- Nearly 35% more sellers than buyers in April 2024
- 490,000 fewer active buyers compared to sellers nationwide
- 11 major metros report declining home prices since April
- Miami sellers outnumber buyers 3:1 while Newark favors sellers
The U.S. housing market faces unprecedented imbalance as homeowners flood listings while prospective buyers retreat. Current 30-year mortgage rates hovering near 7% have created financial barriers unseen since the early 2000s, with Redfin data showing the largest April inventory surplus in recorded history. This reversal from pandemic-era bidding wars forces sellers to reconsider pricing strategies and incentive packages.

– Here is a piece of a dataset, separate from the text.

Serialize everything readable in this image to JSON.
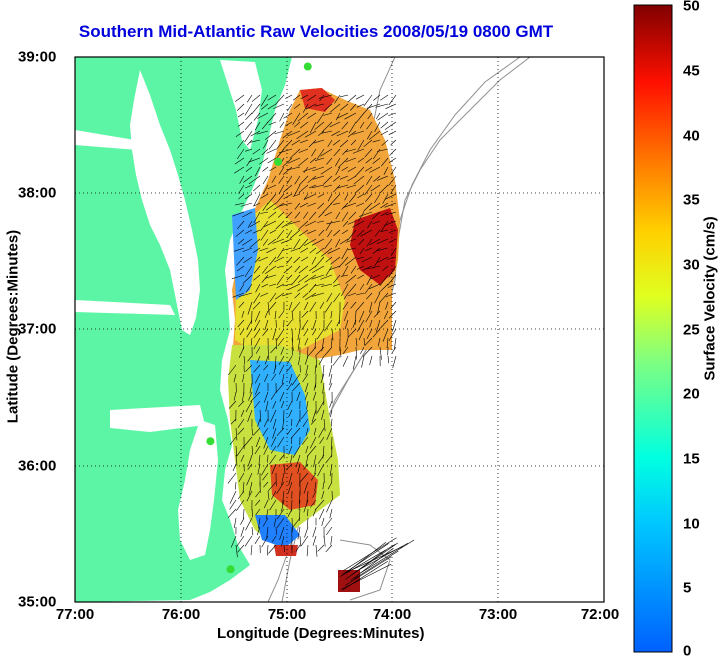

Construction material costs rising 18% since 2020 continue limiting new affordable housing developments, exacerbating inventory shortages below $260,000. Remote work migration patterns compound regional disparities, with tech hub markets like Oakland seeing price corrections while Midwestern cities maintain stability. Institutional investors now control 3% of single-family homes nationally, further reducing entry-level inventory.
Realtor.com reports 19% of listings now include seller concessions like closing cost assistance or rate buydowns. In Dallas, average days on market have increased 22% year-over-year, prompting 27% of sellers to reduce asking prices. Jacksonville homeowners increasingly offer flexible closing timelines to attract remaining qualified buyers.

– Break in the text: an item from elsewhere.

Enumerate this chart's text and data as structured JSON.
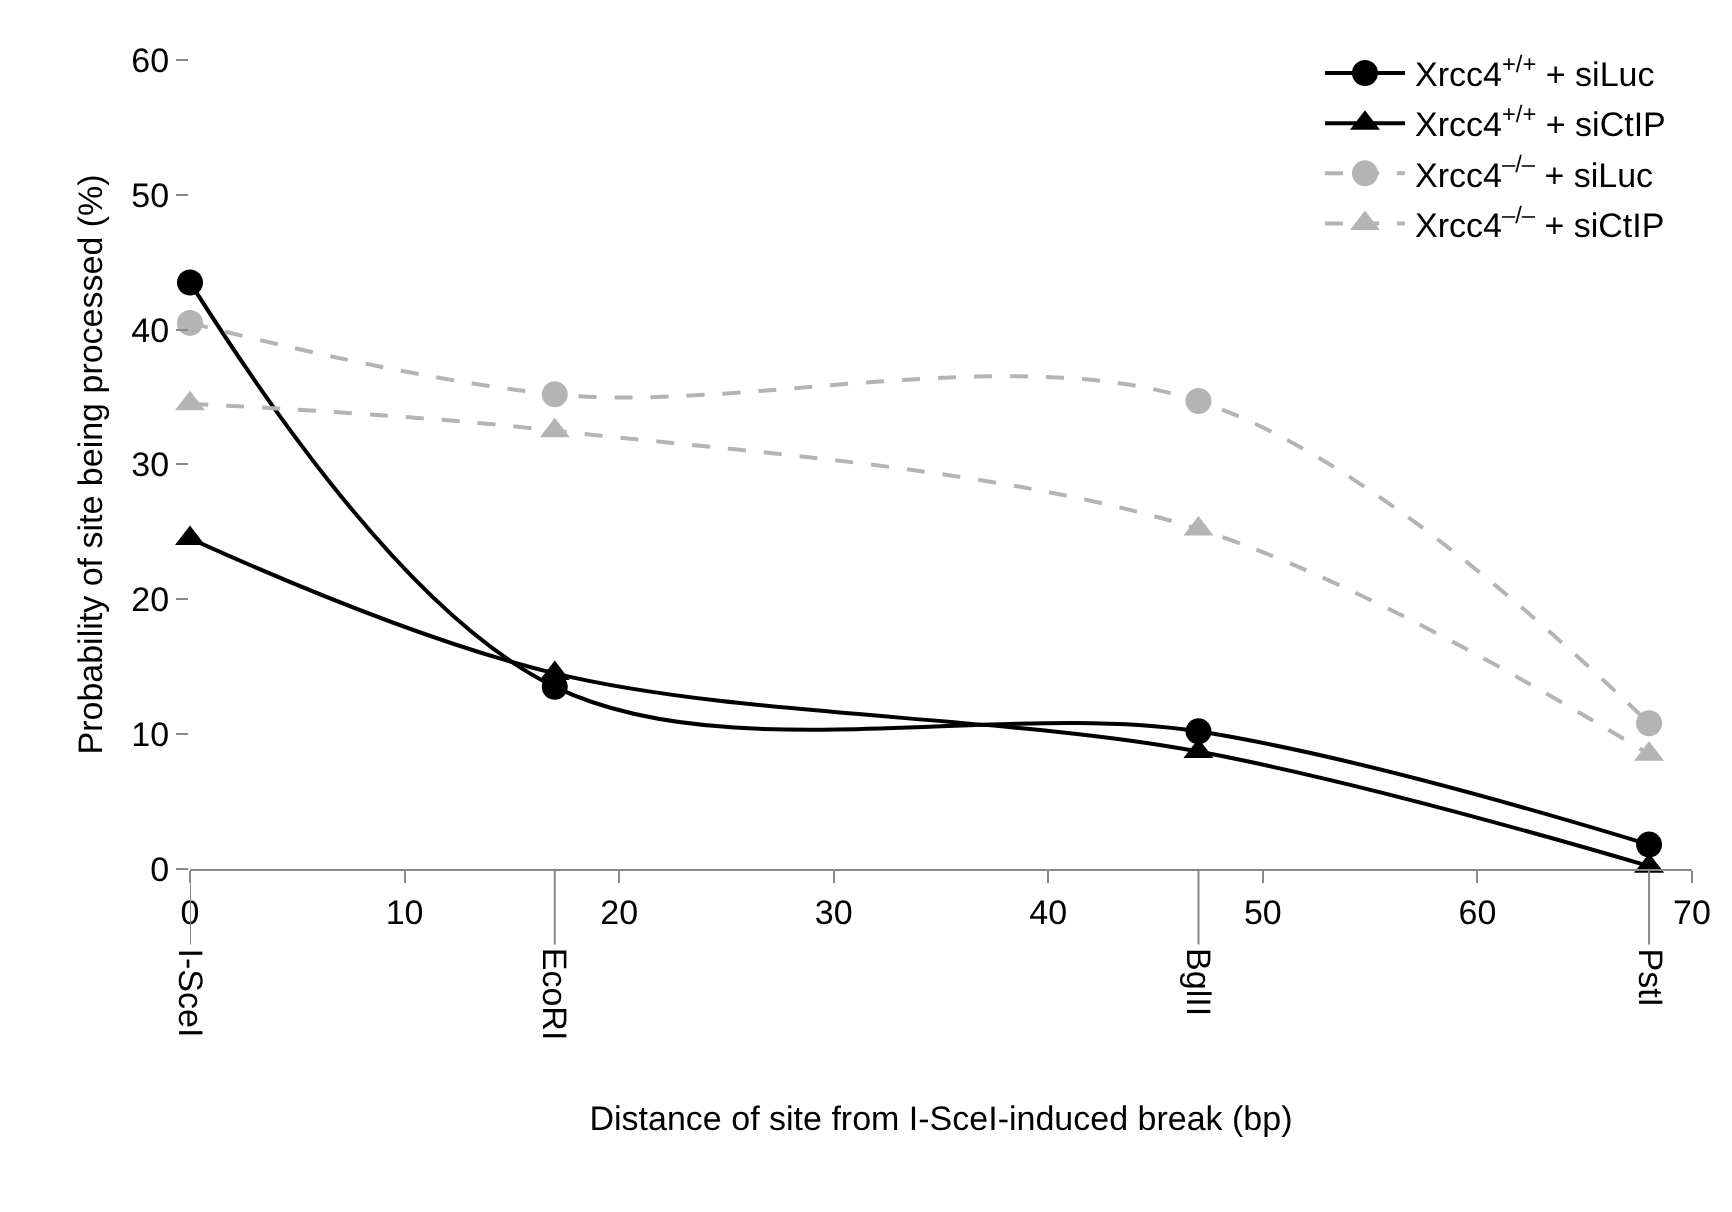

The National Association of Realtors warns only 21% of listings remain affordable for median-income households, down from 45% pre-pandemic. Wage growth trailing home price appreciation by 31 percentage points since 2018 creates systemic challenges. Redfin economists predict national prices will dip 1% by December, though luxury markets and coastal cities face steeper corrections.
Miami's dramatic 3:1 seller ratio reflects pandemic-era overdevelopment of luxury condos meeting resistance from price-sensitive buyers. Conversely, Newark's inventory shortage highlights persistent demand in Northeast job centers. Industry analysts suggest targeted down payment assistance programs and ADU construction incentives could help rebalance markets.